Prácticamente todos los signos que se dan como señal de alarma coinciden con los signos del bruxismo.

El bruxismo también es conocido como la enfermedad silenciosa. Es una patología muy recurrente en la población, pero no siempre diagnosticada. El bruxismo consiste en apretar de forma inconsciente la mandíbula y rechinar los dientes, provocando su desgaste. Puede darse tanto por el día como por la noche, aunque el más frecuente es el que se produce durante el sueño. La mayoría de las veces, la persona afectada no es consciente de que tiene bruxismo hasta que otra le advierte de que al dormir rechina los dientes, o es el dentista quien le informa tras realizarle una revisión dental rutinaria.

Los síntomas habituales son:

Desgaste en los dientes

– Sensibilidad a estímulos térmicos

– Dolor facial

– Dolor cervical 

– Falta de descanso

– Dolor de oídos

 

Y muchos pacientes nos preguntan; ¿y cuáles son las causas del bruxismo?

Aunque existen diferentes teorías sobre las posibles causas de su aparición, por el momento se desconoce el origen real de este problema de salud dental. Un gran número de expertos coinciden en la idea de que el estrés y los trastornos del sueño podrían ser dos de las principales causas de esta dolencia, aunque también contemplan otros factores que pueden intervenir en la aparición del bruxismo como son: la mala alimentación, la alineación inadecuada de los dientes, la presencia de trastornos respiratorios durante el sueño, las malas posturas a la hora de dormir o la ansiedad y estrés, entre otras.

Además de hipersensibilidad dental y dolor constante en los músculos faciales y en los dientes, el bruxismo puede provocar otros problemas como:

Hipersensibilidad aguda. Al rechinar los dientes, las piezas dentales se desgastan, astillan y rompen produciendo dolor.

Sensibilidad dental. Especialmente al frío, al calor y a los alimentos dulces.
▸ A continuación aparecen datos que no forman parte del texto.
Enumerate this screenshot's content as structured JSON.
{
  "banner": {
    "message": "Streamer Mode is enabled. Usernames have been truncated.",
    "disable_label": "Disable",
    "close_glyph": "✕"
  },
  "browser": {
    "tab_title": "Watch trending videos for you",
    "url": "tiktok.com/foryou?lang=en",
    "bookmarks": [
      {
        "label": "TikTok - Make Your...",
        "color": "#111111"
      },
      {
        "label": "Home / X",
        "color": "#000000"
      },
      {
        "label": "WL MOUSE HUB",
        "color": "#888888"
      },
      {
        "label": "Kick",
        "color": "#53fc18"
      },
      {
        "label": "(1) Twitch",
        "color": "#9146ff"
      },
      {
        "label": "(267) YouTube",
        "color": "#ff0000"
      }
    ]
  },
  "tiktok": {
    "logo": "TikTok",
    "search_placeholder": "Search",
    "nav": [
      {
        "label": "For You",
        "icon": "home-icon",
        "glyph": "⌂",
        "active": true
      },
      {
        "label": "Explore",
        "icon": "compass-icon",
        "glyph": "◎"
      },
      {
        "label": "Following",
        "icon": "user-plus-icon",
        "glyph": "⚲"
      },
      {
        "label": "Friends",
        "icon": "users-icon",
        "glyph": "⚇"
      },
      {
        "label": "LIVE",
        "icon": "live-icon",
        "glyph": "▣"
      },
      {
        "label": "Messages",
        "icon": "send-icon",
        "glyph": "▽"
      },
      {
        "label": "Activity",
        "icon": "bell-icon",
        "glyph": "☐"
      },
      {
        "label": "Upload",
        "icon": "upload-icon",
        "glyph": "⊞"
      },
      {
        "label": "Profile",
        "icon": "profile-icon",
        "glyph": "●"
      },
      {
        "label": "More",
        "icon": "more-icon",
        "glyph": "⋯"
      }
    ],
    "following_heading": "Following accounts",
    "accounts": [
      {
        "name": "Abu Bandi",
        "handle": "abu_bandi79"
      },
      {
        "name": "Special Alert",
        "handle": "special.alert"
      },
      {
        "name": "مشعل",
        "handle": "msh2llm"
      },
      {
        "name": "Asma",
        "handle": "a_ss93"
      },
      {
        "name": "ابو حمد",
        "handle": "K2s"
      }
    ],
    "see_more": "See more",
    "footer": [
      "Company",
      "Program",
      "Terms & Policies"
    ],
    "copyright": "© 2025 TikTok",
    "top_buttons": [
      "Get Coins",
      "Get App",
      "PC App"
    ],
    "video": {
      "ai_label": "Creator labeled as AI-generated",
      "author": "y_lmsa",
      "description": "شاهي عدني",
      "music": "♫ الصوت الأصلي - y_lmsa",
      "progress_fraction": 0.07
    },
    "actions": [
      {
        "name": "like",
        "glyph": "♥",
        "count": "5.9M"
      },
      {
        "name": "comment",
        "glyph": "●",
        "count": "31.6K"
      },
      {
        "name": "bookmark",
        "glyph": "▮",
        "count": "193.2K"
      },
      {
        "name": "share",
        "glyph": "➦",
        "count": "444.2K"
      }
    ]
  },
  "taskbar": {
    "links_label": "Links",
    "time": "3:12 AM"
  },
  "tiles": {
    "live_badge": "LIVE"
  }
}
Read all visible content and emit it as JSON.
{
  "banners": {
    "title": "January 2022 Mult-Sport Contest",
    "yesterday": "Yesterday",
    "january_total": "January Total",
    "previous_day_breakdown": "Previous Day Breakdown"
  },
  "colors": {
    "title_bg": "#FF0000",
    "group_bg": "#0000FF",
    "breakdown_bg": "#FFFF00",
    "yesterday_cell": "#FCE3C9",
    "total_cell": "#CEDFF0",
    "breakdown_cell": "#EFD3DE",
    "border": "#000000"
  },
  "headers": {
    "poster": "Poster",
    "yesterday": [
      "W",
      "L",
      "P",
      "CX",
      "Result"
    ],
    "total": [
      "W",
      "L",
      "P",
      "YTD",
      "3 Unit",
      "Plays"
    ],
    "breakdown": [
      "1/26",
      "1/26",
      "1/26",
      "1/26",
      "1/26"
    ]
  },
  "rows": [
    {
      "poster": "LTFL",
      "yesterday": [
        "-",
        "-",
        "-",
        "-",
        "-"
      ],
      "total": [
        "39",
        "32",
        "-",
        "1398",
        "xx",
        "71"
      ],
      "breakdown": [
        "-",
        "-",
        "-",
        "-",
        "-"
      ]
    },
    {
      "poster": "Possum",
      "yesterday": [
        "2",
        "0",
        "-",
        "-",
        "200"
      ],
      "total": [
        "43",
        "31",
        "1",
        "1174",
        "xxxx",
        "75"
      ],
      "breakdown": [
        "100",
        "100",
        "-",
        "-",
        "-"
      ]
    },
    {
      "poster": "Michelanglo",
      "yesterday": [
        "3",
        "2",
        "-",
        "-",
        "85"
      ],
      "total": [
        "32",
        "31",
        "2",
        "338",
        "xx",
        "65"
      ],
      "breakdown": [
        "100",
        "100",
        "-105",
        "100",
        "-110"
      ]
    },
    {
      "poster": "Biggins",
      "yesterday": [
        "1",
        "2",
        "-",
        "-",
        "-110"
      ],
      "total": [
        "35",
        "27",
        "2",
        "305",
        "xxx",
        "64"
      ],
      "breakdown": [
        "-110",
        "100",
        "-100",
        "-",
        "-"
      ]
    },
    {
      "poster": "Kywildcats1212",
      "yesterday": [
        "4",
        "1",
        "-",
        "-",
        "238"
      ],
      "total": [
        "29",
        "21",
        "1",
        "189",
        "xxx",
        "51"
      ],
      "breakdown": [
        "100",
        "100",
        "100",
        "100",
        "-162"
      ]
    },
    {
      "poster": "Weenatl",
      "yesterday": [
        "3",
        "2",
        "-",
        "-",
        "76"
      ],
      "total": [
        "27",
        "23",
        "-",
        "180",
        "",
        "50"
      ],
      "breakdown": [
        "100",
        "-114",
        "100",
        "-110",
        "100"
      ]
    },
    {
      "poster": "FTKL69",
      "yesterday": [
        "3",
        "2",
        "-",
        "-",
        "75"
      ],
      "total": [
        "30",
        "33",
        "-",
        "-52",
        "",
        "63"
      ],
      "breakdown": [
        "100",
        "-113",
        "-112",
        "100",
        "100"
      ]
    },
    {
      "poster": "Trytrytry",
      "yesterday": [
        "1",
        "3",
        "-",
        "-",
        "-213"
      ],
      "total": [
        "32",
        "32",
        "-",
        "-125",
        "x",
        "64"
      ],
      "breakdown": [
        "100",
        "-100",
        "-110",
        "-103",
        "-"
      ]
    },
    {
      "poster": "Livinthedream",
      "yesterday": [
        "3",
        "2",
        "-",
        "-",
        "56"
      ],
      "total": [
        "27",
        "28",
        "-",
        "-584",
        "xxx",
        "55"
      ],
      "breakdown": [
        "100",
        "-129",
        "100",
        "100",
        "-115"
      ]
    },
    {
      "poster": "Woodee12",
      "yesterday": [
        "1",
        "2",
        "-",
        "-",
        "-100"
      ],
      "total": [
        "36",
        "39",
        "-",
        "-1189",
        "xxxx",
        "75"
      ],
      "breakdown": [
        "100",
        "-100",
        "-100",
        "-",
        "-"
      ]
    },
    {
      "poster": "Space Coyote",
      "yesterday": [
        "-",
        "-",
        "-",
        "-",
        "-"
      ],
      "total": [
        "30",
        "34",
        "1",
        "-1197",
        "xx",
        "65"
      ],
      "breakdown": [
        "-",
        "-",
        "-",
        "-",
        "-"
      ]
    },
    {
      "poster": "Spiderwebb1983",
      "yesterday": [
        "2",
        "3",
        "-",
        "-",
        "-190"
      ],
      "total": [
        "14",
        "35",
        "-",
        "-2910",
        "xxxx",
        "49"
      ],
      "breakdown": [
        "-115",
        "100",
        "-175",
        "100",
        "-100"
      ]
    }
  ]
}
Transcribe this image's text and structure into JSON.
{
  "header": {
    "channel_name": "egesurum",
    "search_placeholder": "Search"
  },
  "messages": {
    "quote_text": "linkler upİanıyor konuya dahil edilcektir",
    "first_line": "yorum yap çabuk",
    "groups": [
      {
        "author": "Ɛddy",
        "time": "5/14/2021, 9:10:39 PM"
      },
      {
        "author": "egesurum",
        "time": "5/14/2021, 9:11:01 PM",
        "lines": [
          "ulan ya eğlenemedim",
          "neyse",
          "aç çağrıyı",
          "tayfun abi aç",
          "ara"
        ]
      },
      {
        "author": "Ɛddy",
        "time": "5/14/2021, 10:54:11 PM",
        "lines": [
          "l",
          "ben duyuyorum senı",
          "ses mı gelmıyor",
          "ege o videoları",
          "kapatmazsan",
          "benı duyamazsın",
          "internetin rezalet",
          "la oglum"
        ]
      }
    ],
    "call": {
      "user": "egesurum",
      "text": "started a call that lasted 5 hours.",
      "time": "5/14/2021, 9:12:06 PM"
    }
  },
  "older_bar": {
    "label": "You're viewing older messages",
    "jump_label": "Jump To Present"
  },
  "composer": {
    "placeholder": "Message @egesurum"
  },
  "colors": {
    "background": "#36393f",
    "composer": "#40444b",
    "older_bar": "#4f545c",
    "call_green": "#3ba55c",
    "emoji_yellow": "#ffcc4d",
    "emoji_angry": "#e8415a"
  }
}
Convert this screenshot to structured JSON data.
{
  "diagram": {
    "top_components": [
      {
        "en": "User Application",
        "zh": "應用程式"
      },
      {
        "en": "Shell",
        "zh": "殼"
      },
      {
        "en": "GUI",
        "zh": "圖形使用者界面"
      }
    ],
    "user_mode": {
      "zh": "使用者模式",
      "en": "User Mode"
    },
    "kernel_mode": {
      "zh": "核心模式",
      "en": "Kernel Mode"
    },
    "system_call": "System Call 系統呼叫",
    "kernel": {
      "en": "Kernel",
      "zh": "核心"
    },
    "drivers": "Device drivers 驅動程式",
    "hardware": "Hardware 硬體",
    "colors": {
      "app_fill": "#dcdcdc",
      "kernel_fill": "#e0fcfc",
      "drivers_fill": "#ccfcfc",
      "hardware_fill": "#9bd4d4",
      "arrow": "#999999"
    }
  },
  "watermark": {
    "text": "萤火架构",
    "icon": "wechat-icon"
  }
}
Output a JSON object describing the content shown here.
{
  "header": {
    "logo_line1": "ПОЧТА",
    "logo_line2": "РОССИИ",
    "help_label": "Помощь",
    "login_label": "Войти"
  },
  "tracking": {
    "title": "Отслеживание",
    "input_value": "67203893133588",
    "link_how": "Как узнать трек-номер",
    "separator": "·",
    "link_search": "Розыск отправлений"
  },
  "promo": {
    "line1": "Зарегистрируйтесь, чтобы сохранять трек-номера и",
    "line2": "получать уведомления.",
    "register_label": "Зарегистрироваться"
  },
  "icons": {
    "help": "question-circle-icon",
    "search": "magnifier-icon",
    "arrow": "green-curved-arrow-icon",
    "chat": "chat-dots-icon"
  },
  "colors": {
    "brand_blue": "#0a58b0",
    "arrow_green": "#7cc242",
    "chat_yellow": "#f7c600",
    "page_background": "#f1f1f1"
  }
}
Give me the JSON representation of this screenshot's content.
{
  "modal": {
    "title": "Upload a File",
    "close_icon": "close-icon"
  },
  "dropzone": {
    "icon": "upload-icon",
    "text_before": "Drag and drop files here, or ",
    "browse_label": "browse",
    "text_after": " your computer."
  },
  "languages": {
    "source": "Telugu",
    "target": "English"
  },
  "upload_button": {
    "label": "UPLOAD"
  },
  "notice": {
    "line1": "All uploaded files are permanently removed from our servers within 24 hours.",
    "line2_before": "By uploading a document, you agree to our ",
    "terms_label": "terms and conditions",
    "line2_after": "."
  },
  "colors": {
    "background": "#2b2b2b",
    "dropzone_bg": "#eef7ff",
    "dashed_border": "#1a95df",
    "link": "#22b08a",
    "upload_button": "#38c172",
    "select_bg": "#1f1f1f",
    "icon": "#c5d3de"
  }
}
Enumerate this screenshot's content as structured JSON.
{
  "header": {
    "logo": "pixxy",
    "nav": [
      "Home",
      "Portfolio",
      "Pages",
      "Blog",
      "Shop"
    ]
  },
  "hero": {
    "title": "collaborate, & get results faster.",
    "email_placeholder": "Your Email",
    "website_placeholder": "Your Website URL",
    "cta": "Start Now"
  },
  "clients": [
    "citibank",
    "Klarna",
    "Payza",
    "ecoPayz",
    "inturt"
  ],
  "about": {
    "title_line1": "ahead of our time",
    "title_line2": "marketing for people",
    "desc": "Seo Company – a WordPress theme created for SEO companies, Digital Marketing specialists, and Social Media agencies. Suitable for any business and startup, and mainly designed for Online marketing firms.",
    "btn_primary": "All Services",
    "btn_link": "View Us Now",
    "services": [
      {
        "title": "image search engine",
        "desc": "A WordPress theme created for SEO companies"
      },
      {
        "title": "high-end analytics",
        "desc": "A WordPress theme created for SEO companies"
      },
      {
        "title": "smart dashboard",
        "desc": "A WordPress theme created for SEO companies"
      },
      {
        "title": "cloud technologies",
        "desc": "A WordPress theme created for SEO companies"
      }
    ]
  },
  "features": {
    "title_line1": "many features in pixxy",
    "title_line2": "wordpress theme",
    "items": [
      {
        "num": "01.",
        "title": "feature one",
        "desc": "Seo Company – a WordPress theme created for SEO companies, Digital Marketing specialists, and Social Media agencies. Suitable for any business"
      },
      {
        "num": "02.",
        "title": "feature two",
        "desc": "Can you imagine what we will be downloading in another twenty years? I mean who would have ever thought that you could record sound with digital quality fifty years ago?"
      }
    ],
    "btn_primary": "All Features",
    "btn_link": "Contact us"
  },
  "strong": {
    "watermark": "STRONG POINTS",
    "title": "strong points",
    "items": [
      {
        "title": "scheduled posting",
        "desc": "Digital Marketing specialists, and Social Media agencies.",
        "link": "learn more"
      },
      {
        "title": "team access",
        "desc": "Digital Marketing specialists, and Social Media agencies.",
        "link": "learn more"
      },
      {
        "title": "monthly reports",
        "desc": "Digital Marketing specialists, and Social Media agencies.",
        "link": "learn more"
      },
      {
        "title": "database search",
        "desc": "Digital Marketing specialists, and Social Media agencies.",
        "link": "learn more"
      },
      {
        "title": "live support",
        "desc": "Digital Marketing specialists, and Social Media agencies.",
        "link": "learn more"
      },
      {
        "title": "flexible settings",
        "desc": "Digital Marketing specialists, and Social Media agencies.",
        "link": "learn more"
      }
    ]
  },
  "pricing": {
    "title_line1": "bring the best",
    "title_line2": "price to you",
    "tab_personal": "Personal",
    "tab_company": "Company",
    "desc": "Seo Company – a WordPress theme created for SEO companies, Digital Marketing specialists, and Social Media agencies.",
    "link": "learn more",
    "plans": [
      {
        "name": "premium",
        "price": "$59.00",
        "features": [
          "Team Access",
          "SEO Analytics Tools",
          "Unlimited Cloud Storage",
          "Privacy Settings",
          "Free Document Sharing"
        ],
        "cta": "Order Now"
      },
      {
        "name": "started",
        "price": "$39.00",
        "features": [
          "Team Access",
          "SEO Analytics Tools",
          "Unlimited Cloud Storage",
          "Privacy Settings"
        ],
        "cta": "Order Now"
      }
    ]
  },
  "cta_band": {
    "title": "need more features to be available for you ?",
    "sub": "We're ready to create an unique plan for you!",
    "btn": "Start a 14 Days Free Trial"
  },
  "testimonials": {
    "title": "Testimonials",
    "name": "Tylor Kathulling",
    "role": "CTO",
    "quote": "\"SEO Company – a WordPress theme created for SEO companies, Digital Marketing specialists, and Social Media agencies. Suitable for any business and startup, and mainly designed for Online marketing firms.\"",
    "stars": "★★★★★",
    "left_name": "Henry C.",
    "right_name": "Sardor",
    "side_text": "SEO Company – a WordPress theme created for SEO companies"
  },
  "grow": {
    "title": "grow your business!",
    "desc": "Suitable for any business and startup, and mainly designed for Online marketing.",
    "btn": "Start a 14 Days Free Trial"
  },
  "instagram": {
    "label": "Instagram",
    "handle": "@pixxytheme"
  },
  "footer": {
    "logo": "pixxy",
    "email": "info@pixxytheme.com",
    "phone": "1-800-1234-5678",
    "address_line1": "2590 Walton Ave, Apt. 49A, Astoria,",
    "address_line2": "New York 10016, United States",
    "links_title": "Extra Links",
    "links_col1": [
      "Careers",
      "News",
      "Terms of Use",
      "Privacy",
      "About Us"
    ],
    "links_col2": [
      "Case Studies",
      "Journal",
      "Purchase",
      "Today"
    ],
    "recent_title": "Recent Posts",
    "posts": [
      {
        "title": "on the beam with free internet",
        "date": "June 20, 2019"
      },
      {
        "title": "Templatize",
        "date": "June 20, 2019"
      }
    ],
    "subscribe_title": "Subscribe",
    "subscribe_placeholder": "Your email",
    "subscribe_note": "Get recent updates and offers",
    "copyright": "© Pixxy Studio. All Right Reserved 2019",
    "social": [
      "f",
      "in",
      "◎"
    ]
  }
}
Irradiación del dolor. El malestar puede extenderse a otros órganos produciendo dolor de cuello, oído o cabeza.

Insomnio. El malestar producido por el dolor puede derivar en dificultades y problemas para conciliar el sueño.

 

Posibles tratamientos del bruxismo

El especialista en ATM (articulación témporo mandibular) será el encargado de realizar el diagnóstico y definir un tratamiento adecuado, después de valorar las posibles causas físicas y psicológicas que puedan estar provocando el problema. Los tratamientos para el bruxismo están principalmente orientados a reducir el rechinamiento de los dientes, prevenir el desgaste del esmalte, eliminar el dolor y evitar posibles daños permanentes en la mandíbula. En general, se distinguen dos tipos de tratamientos:

Férula de descarga. En la mayoría de los casos, especialmente cuando se trata de bruxismo de predominio nocturno, el especialista recomienda al paciente el uso de una férula de descarga. Se trata de una prótesis ajustada a la dentadura del paciente, que debe colocarse durante las horas de sueño y cuya función es intentar relajar y reconocer la articulación ATM para evitar el rechinar de los dientes y el consecuente desgaste del esmalte.

Rehabilitación protésica. En casos de bruxismo más avanzado, en los que existe un importante desgaste dental y clara afectación dental, se recomienda rehabilitar protésicamente las piezas dentales con el fin de recuperar la posición articular idónea, previa a la aparición del bruxismo.